We recruited 38 men and 62 women (age 70-98 (mean 80.2) years). The geometric mean (95% confidence interval) urea concentration was 15.5 (12.4 to 19.8) mmol/l for the 26 dehydrated subjects and 6.8 (6.3-7.5) mmol/l for the 74 without dehydration. Mean plasma osmolality was 308 (SD 19.3; range 295-369) mmol/l for dehydrated subjects and 290 (9.3;269- 312) mmol/l for non-dehydrated subjects.

Thirty three subjects were examined by only one observer, and three only had weight of paper assessed. Twenty one (24%) axillae were graded as dry by one observer and 24 (32%) by the other. There was agreement of grading in 80% of cases (k=0.55).

Observer grading and weight gain of tissue paper were related (first observer: geometric mean weight gains 1.78 mg for dry axillae (n=22) and 6.87 mg for moist axillae (n=64); t=6.43; P<0.001). Similar data were obtained for the second observer.

The mean weight gain for dehydrated subjects (3.25 (range 0.0-51.7) mg) was lower than for non-dehydrated subjects (5.54 (0.4-145.2) mg; t=1.85, P=0.06). Weight gain was associated with plasma urea concentration (r=- 0.20, P=0.022; n=99), plasma:urine osmolality ratio (r=-0.23, P=0.016; n=53), and difference between urine and plasma osmolalities (r=0.16, P=0.050; n=53).

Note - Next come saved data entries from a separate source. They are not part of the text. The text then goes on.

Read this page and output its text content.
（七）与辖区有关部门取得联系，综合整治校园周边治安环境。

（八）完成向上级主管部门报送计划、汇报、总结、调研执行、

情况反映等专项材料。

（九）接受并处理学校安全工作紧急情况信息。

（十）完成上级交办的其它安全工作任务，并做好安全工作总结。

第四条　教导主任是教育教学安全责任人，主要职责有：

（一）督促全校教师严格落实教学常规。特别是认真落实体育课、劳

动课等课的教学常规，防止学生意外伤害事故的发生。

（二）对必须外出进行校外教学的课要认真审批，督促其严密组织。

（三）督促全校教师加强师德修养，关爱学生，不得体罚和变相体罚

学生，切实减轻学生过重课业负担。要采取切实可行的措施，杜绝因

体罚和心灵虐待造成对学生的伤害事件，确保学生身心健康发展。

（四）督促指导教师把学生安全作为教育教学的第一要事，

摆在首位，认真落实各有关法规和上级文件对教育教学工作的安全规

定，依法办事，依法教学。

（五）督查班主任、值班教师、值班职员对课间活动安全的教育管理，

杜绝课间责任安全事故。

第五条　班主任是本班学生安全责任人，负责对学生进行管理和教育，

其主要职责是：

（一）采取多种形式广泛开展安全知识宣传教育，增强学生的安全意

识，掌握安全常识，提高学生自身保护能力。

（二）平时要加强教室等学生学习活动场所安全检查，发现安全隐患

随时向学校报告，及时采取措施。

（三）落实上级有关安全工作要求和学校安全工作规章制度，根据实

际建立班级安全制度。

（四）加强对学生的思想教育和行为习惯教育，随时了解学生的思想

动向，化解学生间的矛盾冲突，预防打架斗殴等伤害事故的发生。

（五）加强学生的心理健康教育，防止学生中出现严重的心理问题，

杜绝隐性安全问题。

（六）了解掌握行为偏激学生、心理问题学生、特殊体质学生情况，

The table shows the results for the first observer (similar results were obtained for the second observer). Sensitivity of absent axillary moisture in detecting dehydration (percentage of dehydrated subjects without sweating) was 50% (10/20), and the positive predictive value (percentage without sweating who were dehydrated) was 45% (10/22). Specificity (percentage of non-dehydrated subjects with sweating) was 82% (54/66), and the negative predictive value (percentage with sweating who were not dehydrated) was 84% (54/64).

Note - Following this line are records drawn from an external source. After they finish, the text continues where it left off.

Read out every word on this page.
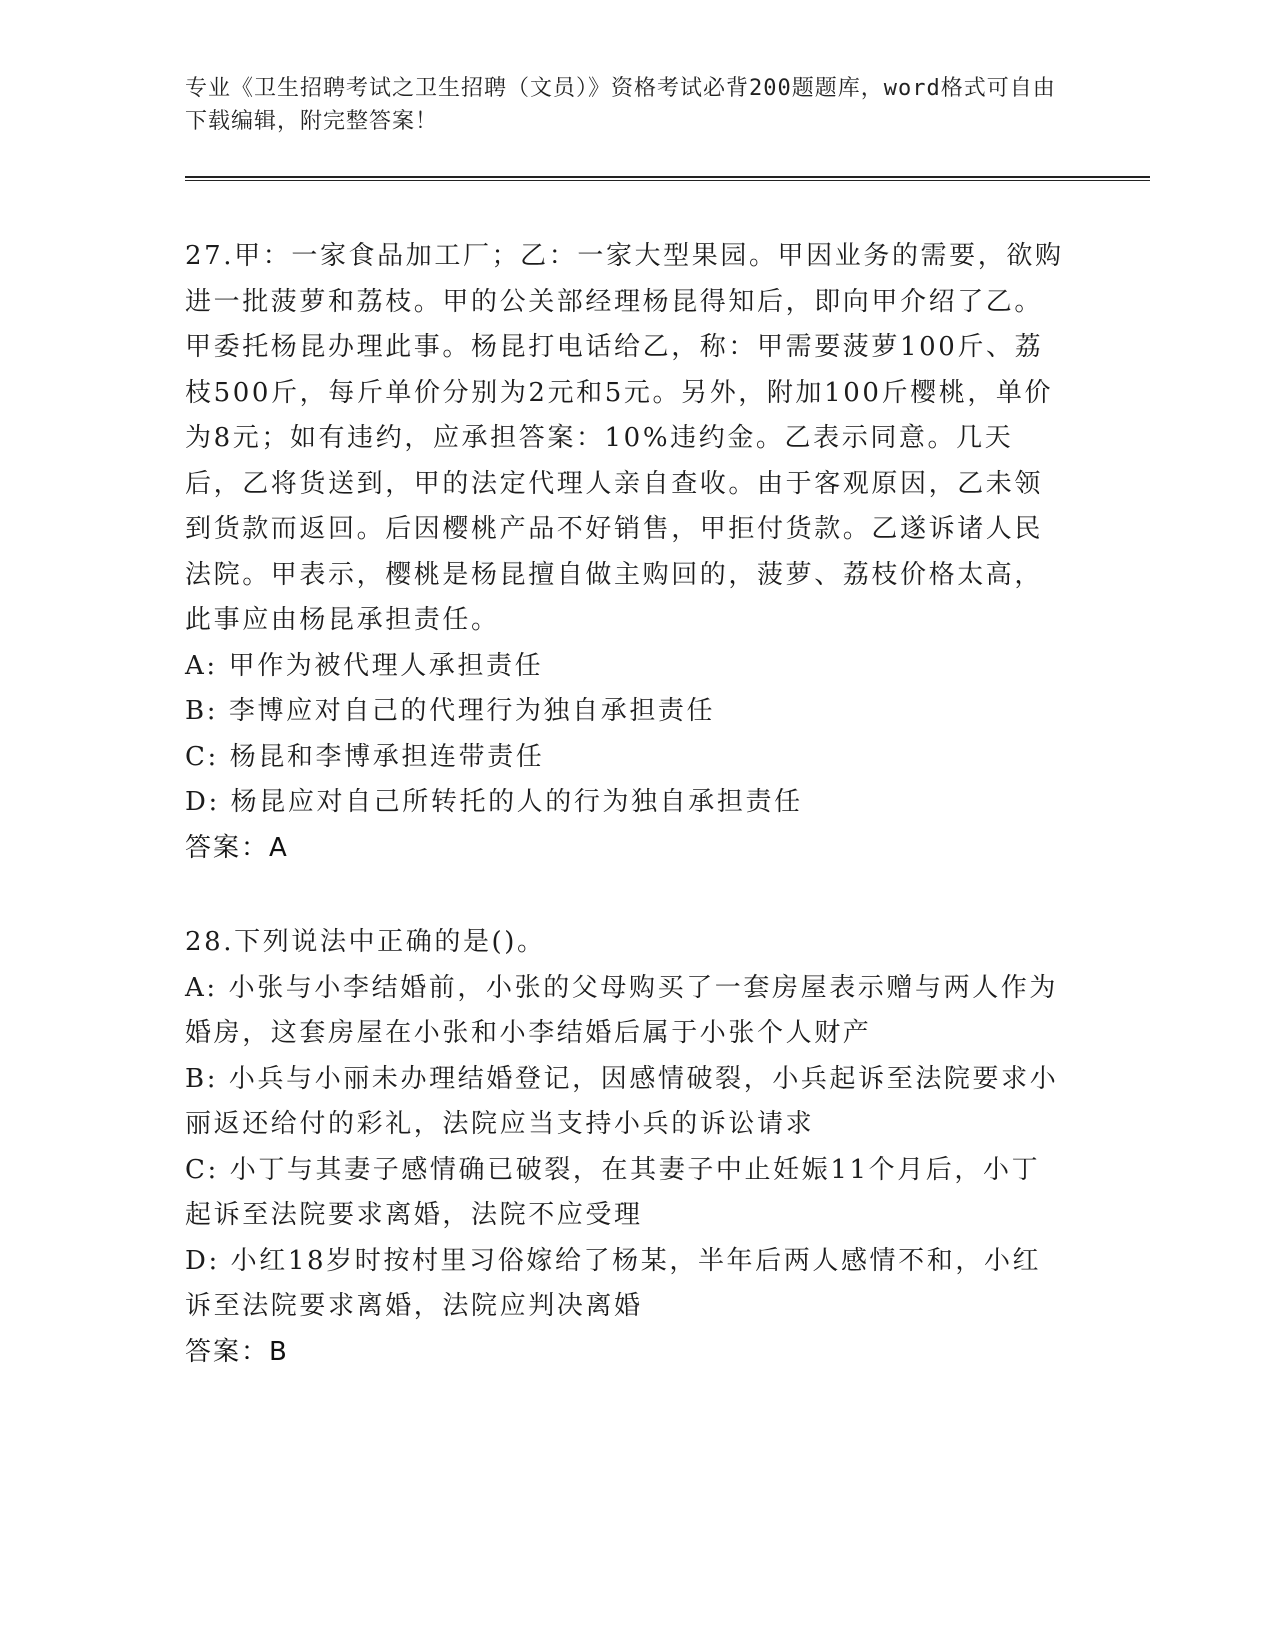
专业《卫生招聘考试之卫生招聘（文员）》资格考试必背200题题库，word格式可自由下载编辑，附完整答案！

27.甲：一家食品加工厂；乙：一家大型果园。甲因业务的需要，欲购进一批菠萝和荔枝。甲的公关部经理杨昆得知后，即向甲介绍了乙。甲委托杨昆办理此事。杨昆打电话给乙，称：甲需要菠萝100斤、荔枝500斤，每斤单价分别为2元和5元。另外，附加100斤樱桃，单价为8元；如有违约，应承担答案：10%违约金。乙表示同意。几天后，乙将货送到，甲的法定代理人亲自查收。由于客观原因，乙未领到货款而返回。后因樱桃产品不好销售，甲拒付货款。乙遂诉诸人民法院。甲表示，樱桃是杨昆擅自做主购回的，菠萝、荔枝价格太高，此事应由杨昆承担责任。

A: 甲作为被代理人承担责任

B: 李博应对自己的代理行为独自承担责任

C: 杨昆和李博承担连带责任

D: 杨昆应对自己所转托的人的行为独自承担责任

答案：A

28.下列说法中正确的是()。

A: 小张与小李结婚前，小张的父母购买了一套房屋表示赠与两人作为婚房，这套房屋在小张和小李结婚后属于小张个人财产

B: 小兵与小丽未办理结婚登记，因感情破裂，小兵起诉至法院要求小丽返还给付的彩礼，法院应当支持小兵的诉讼请求

C: 小丁与其妻子感情确已破裂，在其妻子中止妊娠11个月后，小丁起诉至法院要求离婚，法院不应受理

D: 小红18岁时按村里习俗嫁给了杨某，半年后两人感情不和，小红诉至法院要求离婚，法院应判决离婚

答案：B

Correlation between axillary moisture and hydration

View this table:

Comment

Axillary sweating is a reproducible and reliable sign of hydration in ill elderly patients with a high negative predictive value and moderate positive predictive value. Overall, 26% of patients were dehydrated but among patients without sweating prevalence of dehydration was 45%.

Interobserver variation may have been increased because some subjects were assessed over a short time and the tissue paper could have dried the axilla before grading. Biochemical classification of hydration is crucial. We used established strict criteria,4 which may have classed some mildly dehydrated patients as not dehydrated, reducing the predictive value of the sign.

Despite the possible confounding effects of autonomic impairment we included patients with diabetes as this is common among old people in hospital. Predictive values in patients without diabetes were almost identical to the overall results.

The study was conducted as part of the Manchester Medical School fifth year options course.